Moisturizer containing A. vera
Scientific evidence for the cosmetic and therapeutic effectiveness of Aloe vera is limited and when present is typically contradictory.[6][7] Despite this, the cosmetic and alternative medicine industries regularly make claims regarding the soothing, moisturising and healing properties of A. vera, especially via Internet advertising.[3][4][5][8] As a food, A. vera is very bitter and unpalatable.[42] A. vera gel, however, is used as an ingredient in commercially available yogurt, beverages and some desserts.[43][44][45] It is common practice for cosmetic companies to add sap or other derivatives from A. vera to products such as makeup, tissues, moisturizers, soaps, sunscreens, incense, razors and shampoos.[43] It has also been suggested that biofuels could be obtained from A. vera seeds.[46] Other uses for extracts of A. vera include the dilution of semen for the artificial fertilisation of sheep,[47] use as fresh food preservative,[48] and use in water conservation in small farms.[49]
Aloe vera has a long association with herbal medicine, although it is not known when its medical applications were first discovered.

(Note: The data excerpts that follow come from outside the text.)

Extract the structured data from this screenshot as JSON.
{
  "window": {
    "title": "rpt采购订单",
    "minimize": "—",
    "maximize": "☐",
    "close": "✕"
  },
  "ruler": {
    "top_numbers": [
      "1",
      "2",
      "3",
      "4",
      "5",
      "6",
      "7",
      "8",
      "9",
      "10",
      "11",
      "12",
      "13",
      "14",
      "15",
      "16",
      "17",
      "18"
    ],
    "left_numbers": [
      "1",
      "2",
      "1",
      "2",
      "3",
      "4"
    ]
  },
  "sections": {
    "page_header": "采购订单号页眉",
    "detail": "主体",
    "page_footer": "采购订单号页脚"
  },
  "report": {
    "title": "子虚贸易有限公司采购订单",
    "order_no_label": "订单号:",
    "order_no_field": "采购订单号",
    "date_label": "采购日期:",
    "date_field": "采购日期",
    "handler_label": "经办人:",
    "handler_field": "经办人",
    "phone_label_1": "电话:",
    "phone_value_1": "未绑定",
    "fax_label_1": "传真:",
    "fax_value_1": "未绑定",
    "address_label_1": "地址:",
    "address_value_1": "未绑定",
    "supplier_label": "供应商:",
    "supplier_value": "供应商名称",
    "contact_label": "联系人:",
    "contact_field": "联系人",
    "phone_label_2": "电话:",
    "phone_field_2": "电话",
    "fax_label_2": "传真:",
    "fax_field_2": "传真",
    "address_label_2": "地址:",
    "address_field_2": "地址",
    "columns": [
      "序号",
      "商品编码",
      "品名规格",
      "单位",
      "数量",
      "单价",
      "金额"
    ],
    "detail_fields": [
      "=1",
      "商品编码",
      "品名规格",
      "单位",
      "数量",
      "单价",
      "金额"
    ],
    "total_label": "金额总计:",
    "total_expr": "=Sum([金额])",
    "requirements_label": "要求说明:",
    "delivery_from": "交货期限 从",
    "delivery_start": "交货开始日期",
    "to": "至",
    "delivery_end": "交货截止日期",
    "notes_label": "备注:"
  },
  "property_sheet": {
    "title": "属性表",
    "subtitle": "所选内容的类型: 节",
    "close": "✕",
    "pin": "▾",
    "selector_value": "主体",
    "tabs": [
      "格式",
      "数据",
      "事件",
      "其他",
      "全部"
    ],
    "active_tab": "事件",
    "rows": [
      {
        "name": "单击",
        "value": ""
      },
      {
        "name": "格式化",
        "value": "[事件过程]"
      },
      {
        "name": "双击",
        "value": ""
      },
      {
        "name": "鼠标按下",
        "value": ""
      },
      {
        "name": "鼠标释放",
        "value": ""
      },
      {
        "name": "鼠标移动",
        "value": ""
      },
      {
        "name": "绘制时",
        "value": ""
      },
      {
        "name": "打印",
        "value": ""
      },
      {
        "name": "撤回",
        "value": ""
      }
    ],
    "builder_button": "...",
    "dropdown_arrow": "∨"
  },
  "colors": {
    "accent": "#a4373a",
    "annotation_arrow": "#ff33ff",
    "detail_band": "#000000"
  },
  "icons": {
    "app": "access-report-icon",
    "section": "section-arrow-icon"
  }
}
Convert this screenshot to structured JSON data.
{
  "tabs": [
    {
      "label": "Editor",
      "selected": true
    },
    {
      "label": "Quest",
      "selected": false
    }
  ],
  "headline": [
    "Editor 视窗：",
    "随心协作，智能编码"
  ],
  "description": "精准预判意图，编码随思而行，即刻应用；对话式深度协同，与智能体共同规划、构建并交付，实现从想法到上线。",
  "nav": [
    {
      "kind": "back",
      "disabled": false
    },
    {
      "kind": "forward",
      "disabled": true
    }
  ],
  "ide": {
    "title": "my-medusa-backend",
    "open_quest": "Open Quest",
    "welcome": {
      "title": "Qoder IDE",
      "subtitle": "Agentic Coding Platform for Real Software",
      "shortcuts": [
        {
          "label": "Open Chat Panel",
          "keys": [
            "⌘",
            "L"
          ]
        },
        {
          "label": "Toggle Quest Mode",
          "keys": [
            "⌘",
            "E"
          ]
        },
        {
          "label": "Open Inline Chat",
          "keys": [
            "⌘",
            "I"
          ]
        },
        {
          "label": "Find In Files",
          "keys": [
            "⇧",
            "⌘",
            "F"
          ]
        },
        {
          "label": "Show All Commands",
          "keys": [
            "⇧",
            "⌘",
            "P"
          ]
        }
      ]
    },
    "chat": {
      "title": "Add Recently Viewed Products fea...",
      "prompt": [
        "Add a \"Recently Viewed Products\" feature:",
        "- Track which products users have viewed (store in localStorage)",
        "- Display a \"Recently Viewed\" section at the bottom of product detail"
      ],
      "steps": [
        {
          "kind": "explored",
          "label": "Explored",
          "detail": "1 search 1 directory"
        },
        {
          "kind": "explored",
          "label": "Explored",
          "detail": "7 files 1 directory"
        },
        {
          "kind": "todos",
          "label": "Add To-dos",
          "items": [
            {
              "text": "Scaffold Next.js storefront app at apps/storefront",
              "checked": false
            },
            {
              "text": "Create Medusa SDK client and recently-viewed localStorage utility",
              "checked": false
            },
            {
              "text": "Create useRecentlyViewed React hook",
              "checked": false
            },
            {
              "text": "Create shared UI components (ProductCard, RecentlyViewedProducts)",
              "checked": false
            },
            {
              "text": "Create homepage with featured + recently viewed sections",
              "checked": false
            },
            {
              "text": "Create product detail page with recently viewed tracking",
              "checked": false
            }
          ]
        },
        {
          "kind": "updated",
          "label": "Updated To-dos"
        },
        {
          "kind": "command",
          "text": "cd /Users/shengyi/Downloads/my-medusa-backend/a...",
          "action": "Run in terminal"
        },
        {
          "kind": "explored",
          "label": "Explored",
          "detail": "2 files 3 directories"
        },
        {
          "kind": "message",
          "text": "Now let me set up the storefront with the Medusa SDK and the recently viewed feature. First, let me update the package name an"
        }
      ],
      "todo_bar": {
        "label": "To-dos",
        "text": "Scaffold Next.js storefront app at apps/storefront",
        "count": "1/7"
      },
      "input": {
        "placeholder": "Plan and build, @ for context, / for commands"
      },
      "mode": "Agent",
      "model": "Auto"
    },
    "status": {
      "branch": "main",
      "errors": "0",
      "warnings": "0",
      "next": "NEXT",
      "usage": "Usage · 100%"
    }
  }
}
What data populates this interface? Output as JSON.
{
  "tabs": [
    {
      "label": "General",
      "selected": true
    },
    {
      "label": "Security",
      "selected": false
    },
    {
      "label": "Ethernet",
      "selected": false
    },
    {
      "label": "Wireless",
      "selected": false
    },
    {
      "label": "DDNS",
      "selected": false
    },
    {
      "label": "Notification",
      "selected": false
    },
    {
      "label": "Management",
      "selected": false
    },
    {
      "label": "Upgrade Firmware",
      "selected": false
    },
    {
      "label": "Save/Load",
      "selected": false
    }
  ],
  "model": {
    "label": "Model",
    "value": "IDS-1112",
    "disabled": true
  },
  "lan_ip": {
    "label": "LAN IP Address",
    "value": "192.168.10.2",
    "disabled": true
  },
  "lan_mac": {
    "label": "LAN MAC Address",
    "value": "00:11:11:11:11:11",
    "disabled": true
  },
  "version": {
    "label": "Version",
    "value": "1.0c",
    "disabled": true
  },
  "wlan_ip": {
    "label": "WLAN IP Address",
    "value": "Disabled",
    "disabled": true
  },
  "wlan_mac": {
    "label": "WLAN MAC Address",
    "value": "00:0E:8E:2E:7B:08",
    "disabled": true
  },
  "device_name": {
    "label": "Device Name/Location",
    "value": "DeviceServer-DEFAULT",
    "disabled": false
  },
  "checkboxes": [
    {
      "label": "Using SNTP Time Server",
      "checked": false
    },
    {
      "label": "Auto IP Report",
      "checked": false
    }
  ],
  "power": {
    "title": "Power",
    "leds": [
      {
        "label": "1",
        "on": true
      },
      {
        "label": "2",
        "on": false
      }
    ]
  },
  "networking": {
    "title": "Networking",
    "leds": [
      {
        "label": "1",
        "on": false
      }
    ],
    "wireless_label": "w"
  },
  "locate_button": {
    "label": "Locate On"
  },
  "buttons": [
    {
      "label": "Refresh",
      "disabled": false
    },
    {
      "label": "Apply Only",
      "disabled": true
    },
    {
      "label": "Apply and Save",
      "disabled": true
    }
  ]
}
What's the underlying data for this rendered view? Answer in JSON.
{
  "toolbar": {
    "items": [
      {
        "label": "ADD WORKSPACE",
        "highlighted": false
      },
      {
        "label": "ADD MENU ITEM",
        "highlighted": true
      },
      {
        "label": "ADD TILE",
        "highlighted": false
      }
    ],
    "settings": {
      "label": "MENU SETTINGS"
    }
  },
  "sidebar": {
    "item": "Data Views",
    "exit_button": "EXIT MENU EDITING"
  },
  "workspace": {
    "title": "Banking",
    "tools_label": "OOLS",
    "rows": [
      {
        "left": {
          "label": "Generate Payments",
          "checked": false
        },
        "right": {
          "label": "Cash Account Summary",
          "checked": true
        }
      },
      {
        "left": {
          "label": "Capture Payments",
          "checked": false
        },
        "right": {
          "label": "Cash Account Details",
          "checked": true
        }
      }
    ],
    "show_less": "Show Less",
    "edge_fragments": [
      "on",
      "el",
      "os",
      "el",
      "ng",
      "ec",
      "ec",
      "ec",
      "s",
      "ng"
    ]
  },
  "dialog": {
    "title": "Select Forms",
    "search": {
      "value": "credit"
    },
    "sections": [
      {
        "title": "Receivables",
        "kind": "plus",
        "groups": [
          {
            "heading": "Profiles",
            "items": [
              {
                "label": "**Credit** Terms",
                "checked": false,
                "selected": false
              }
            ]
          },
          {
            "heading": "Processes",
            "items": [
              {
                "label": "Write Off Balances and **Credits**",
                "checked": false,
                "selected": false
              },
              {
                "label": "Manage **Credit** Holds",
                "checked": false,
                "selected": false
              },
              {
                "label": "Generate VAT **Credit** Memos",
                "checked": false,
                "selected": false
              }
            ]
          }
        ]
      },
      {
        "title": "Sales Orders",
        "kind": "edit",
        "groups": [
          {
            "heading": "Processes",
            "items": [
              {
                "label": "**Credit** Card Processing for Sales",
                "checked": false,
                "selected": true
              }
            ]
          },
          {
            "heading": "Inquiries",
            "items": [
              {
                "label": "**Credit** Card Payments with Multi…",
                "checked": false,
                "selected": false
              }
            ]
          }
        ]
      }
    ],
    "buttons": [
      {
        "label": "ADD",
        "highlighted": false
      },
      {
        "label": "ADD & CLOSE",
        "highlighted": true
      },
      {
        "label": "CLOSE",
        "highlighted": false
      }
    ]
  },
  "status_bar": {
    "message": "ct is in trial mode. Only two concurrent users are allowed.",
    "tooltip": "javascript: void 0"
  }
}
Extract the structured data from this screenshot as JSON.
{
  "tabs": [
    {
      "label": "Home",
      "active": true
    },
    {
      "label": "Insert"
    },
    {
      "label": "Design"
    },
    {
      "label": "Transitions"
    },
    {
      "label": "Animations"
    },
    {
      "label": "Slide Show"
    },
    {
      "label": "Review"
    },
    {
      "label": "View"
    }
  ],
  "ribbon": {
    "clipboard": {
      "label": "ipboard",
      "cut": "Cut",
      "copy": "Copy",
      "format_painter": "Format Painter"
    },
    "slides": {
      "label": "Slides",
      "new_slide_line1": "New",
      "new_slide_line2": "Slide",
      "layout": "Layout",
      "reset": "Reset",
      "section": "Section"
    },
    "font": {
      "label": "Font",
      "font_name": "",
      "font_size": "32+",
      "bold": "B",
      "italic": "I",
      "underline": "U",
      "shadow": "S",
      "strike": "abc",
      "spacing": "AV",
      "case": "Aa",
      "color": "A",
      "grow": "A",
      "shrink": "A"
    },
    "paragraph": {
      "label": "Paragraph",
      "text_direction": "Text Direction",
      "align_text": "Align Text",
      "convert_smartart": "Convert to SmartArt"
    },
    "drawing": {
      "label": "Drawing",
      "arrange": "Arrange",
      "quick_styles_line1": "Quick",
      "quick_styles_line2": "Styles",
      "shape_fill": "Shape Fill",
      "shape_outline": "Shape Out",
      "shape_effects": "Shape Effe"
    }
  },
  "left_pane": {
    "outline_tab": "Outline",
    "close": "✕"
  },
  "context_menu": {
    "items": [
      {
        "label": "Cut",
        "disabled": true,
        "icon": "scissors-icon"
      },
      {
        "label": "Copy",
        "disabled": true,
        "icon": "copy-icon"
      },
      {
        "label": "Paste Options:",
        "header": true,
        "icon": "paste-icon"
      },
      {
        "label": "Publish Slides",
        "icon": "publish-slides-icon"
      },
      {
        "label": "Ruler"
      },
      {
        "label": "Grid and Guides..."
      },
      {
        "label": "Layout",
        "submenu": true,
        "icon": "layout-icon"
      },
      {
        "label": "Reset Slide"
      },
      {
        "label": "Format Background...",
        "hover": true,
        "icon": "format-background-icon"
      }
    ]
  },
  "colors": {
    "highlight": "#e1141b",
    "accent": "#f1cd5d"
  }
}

Early records of A. vera use appear in the Ebers Papyrus from 16th century BCE,[20] in both Dioscorides' De Materia Medica and Pliny the Elder's Natural History written in the mid-first century CE[20] along with the Juliana Anicia Codex produced in 512 CE.[43] Contrary to the widespread belief that A. vera is non-toxic, excess ingestion of A. vera has been associated with a range of symptoms and conditions including diarrhea, hepatitis, kidney dysfunction, electrolyte imbalance and reduced CNS activity.[8][9][50] However, the species is used widely in the traditional herbal medicine of China, Japan and India.[8]

A. vera yoghurt
Aloe vera is alleged to be effective in treatment of wounds.[9] Evidence on the effects of A. vera sap on wound healing, however, is limited and contradictory.[9] Some studies, for example, show that A. vera promotes the rates of healing,[51][52] while in contrast, other studies show that the healing time of wounds to which Aloe vera gel was applied were significantly slower to heal.[53][54] In addition to topical use in wound or burn healing, internal intake of A. vera has been linked with improved blood glucose levels in diabetics,[55][56] and with lower blood lipids in hyperlipidaemic patients.[57] In other diseases, preliminary studies have suggested oral A. vera gel may reduce symptoms and inflammation in patients with ulcerative colitis.[58] Compounds extracted from A. vera have been used as an immunostimulant that aids in fighting cancers in cats and dogs;[10] however, this treatment has not been scientifically tested in humans. The injection of A. vera extracts to treat cancer has resulted in the deaths of several patients.[59]
A. vera extracts have antibacterial and antifungal activities. For example, A. vera extracts have been shown to inhibit the growth of fungi that cause tinea,[60] however, evidence for control beneath human skin remains to be established. For bacteria, inner-leaf gel from A. vera was shown to inhibit growth of Streptococcus and Shigella species in vitro.[61] In contrast, A. vera extracts failed to show antibiotic properties against Xanthomonas species.[62]

Biologically active compounds
A. vera leaves contain a range of biologically active compounds, the best studied being acetylated mannans, polymannans, anthraquinone C-glycosides, anthrones and anthraquinones and various lectins.[8][10][11]